By the maximality of $L$, $k(X)/L$ is purely inseparable (any finite extension is purely inseparable over a separable extension). Suppose $L\neq k(X)$. Then there exists $f\in k(X)\setminus L$ such that $f^p\in L$. Let
$$Y^{n}+g_{n-1}(x)Y^{n-1}+\cdots + g_0(x)\in k(x)[Y]\quad (*)$$
be the (separable) irreducible polynomial of $f^p$ over $k(x)$. If $g_i(x)\in k(x^p)$ for all $i$, then $g_i(x)=h_i(x)^p$ because $k$ is perfect. Thus $f$ is a zero of the separable polynomial
$$Y^{n}+h_{n-1}(x)Y^{n-1}+\cdots + h_0(x)\in k(x)[T]$$
(note that separable <=> $\notin k(x)[T^p]$), hence $f$ is separable over $k(x)$ and $f\in L$. Contradiction. So at least one $g_i(x) \notin k(x^p)$. Using (*) with $Y=f^p$, we see that $x$ is algebraic and separable over $k(f)$. As $L[f]$ is finite separable over $k(x,f)$ which is finite separable over (the purely transcendental extension) $k(f)$, again by the maximality of $L$, we have $L=L[f]$. Therefore $f\in L$, still contradiction. So we proved $L=k(X)$.
On
The result holds over an arbitrary ground field $k$ if we assume that the curve is geometrically regular: i.e., if $X \otimes_k \overline{k}$ is regular, or equivalently if the extension $k(X)/k$ is separable, as in QiL's comment above. I believe that QiL's proof works here verbatim. Also Qiaochu Yuan's argument works, as there is a separable Noether normalization theorem: the fraction field of a geometrically regular variety can be written as a finite separable extension of a rational function field. (See Corollary 16.18 in Eisenbud's text on commutative algebra.)
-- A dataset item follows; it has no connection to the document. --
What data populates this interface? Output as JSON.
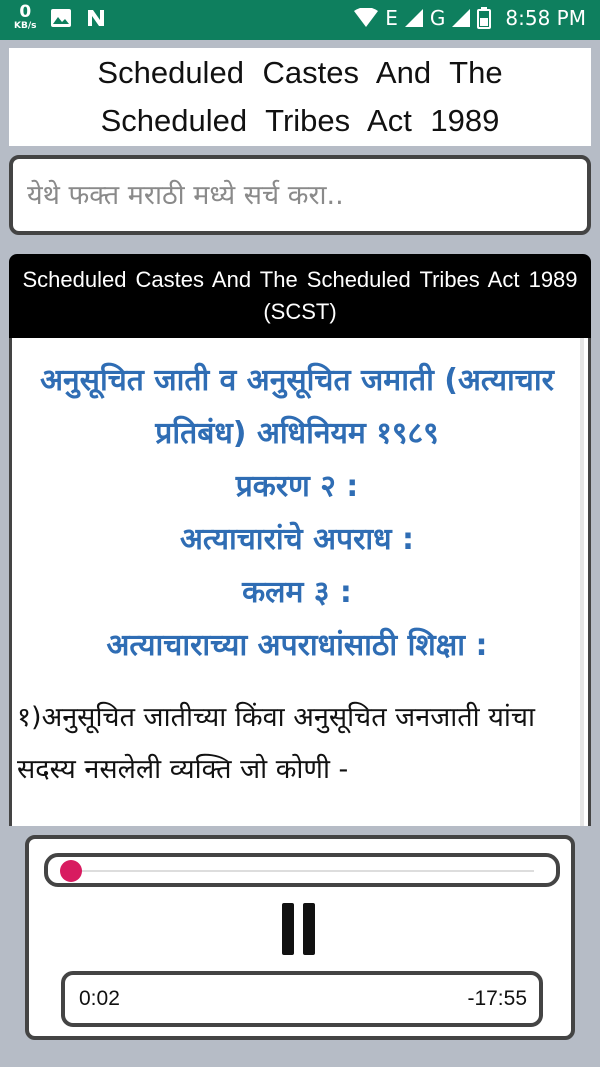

Note that it is often possible to prove more: in $\S 5$ of these notes, I give a (detailed) sketch of a proof that any geometrically regular curve $C$ over an infinite field is birational to a plane curve with only ordinary double points as singularities. Essentially I follow Hartshorne's proof and explain why the hypothesis therein that "$k$ is algebraically closed" can be replaced by "$k$ is infinite".
This stronger conclusion however need not hold over a finite field: if a curve $C$ can be "immersed" in $\mathbb{P}^2$ with only double point singularities, then $\# C(\mathbb{F}_q) \leq 2 \# \mathbb{P}^2(\mathbb{F}_q)$. But a curve over a finite field can have arbitrarily many $\mathbb{F}_q$-rational points.
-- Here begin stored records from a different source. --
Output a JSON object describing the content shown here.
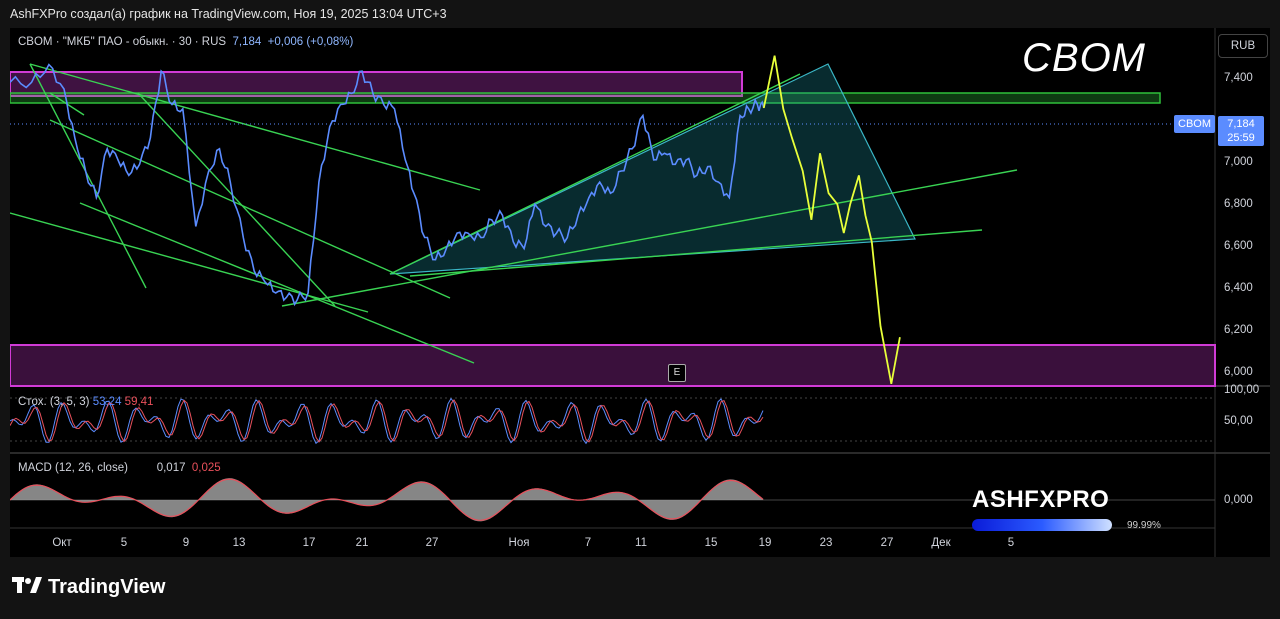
{
  "caption": "AshFXPro создал(а) график на TradingView.com, Ноя 19, 2025 13:04 UTC+3",
  "header": {
    "symbol": "CBOM · \"МКБ\" ПАО - обыкн. · 30 · RUS",
    "price": "7,184",
    "change": "+0,006 (+0,08%)"
  },
  "big_ticker": "CBOM",
  "currency": "RUB",
  "price_badge": "CBOM",
  "price_tag": {
    "price": "7,184",
    "countdown": "25:59"
  },
  "earnings_marker": "E",
  "stoch": {
    "label": "Стох. (3, 5, 3)",
    "k": "53,24",
    "d": "59,41"
  },
  "macd": {
    "label": "MACD (12, 26, close)",
    "macd": "0,017",
    "signal": "0,025"
  },
  "logo": {
    "wordmark": "ASHFXPRO",
    "percent": "99.99%"
  },
  "footer_brand": "TradingView",
  "colors": {
    "price_line": "#5b8cff",
    "projection": "#e8ff3a",
    "trendline": "#39d353",
    "zone_magenta": "#d13bd6",
    "zone_green": "#2fbf3a",
    "triangle": "#1c9aa8",
    "macd_hist": "#9e9e9e",
    "macd_line": "#e8505b",
    "stoch_k": "#5b8cff",
    "stoch_d": "#e8505b"
  },
  "chart_data": {
    "type": "line",
    "y_axis": {
      "ticks": [
        "7,400",
        "7,200",
        "7,000",
        "6,800",
        "6,600",
        "6,400",
        "6,200",
        "6,000"
      ],
      "ylim": [
        5.93,
        7.5
      ]
    },
    "x_axis": {
      "ticks": [
        "Окт",
        "5",
        "9",
        "13",
        "17",
        "21",
        "27",
        "Ноя",
        "7",
        "11",
        "15",
        "19",
        "23",
        "27",
        "Дек",
        "5"
      ]
    },
    "series": [
      {
        "role": "price",
        "points": [
          [
            0,
            7.3
          ],
          [
            1,
            7.3
          ],
          [
            1.8,
            7.38
          ],
          [
            2.5,
            7.27
          ],
          [
            3,
            7.05
          ],
          [
            3.5,
            6.9
          ],
          [
            4,
            6.78
          ],
          [
            4.5,
            7.0
          ],
          [
            5,
            6.95
          ],
          [
            5.5,
            6.88
          ],
          [
            6,
            6.93
          ],
          [
            6.5,
            7.05
          ],
          [
            7,
            7.35
          ],
          [
            7.5,
            7.2
          ],
          [
            8,
            7.18
          ],
          [
            8.6,
            6.65
          ],
          [
            9.2,
            6.9
          ],
          [
            9.7,
            7.0
          ],
          [
            10.2,
            6.85
          ],
          [
            10.8,
            6.6
          ],
          [
            11.3,
            6.45
          ],
          [
            11.8,
            6.4
          ],
          [
            12.3,
            6.35
          ],
          [
            12.8,
            6.33
          ],
          [
            13.3,
            6.32
          ],
          [
            13.8,
            6.35
          ],
          [
            14.3,
            6.85
          ],
          [
            14.8,
            7.1
          ],
          [
            15.3,
            7.2
          ],
          [
            15.8,
            7.25
          ],
          [
            16.3,
            7.35
          ],
          [
            16.8,
            7.25
          ],
          [
            17.3,
            7.2
          ],
          [
            17.8,
            7.18
          ],
          [
            18.3,
            6.95
          ],
          [
            18.7,
            6.8
          ],
          [
            19.2,
            6.6
          ],
          [
            19.7,
            6.5
          ],
          [
            20.2,
            6.55
          ],
          [
            20.7,
            6.62
          ],
          [
            21.2,
            6.62
          ],
          [
            21.8,
            6.6
          ],
          [
            22.3,
            6.68
          ],
          [
            22.8,
            6.7
          ],
          [
            23.3,
            6.58
          ],
          [
            23.8,
            6.55
          ],
          [
            24.3,
            6.75
          ],
          [
            24.8,
            6.65
          ],
          [
            25.3,
            6.62
          ],
          [
            25.8,
            6.6
          ],
          [
            26.3,
            6.7
          ],
          [
            26.8,
            6.78
          ],
          [
            27.3,
            6.85
          ],
          [
            27.8,
            6.8
          ],
          [
            28.3,
            6.9
          ],
          [
            28.8,
            7.0
          ],
          [
            29.3,
            7.15
          ],
          [
            29.8,
            6.95
          ],
          [
            30.3,
            6.98
          ],
          [
            30.8,
            6.93
          ],
          [
            31.3,
            6.95
          ],
          [
            31.8,
            6.88
          ],
          [
            32.3,
            6.92
          ],
          [
            32.8,
            6.85
          ],
          [
            33.3,
            6.78
          ],
          [
            33.8,
            7.15
          ],
          [
            34.2,
            7.18
          ],
          [
            34.6,
            7.2
          ],
          [
            34.9,
            7.184
          ]
        ]
      },
      {
        "role": "projection",
        "points": [
          [
            34.9,
            7.184
          ],
          [
            35.4,
            7.42
          ],
          [
            35.8,
            7.18
          ],
          [
            36.2,
            7.05
          ],
          [
            36.7,
            6.9
          ],
          [
            37.1,
            6.68
          ],
          [
            37.5,
            6.98
          ],
          [
            37.9,
            6.8
          ],
          [
            38.3,
            6.75
          ],
          [
            38.6,
            6.62
          ],
          [
            38.9,
            6.75
          ],
          [
            39.3,
            6.88
          ],
          [
            39.6,
            6.7
          ],
          [
            39.9,
            6.58
          ],
          [
            40.3,
            6.2
          ],
          [
            40.8,
            5.94
          ],
          [
            41.2,
            6.15
          ]
        ]
      }
    ]
  }
}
Two curves are birational if and only if their function fields are isomorphic. $k(X)$ has transcendence degree $1$, so pick a transcendental element $x \in X$. Then $k(X)$ is a finite extension of $k(x)$. By the primitive element theorem (in this context a birational version of Noether normalization), there exists a primitive element $y \in k(X)$ such that $k(X) = k(x)[y]$; $y$ satisfies a minimal polynomial $f(x, y) = 0$ over $k[x]$, and the conclusion follows.
Edit: Above I implicitly assumed that the extension $k(x) \to k(X)$ is separable. This is automatic if $k$ has characteristic $0$. If $k$ has characteristic $p$ we need to choose $x$ more carefully and I am not sure how to do this without going through the characteristic-$p$ proof of Noether normalization.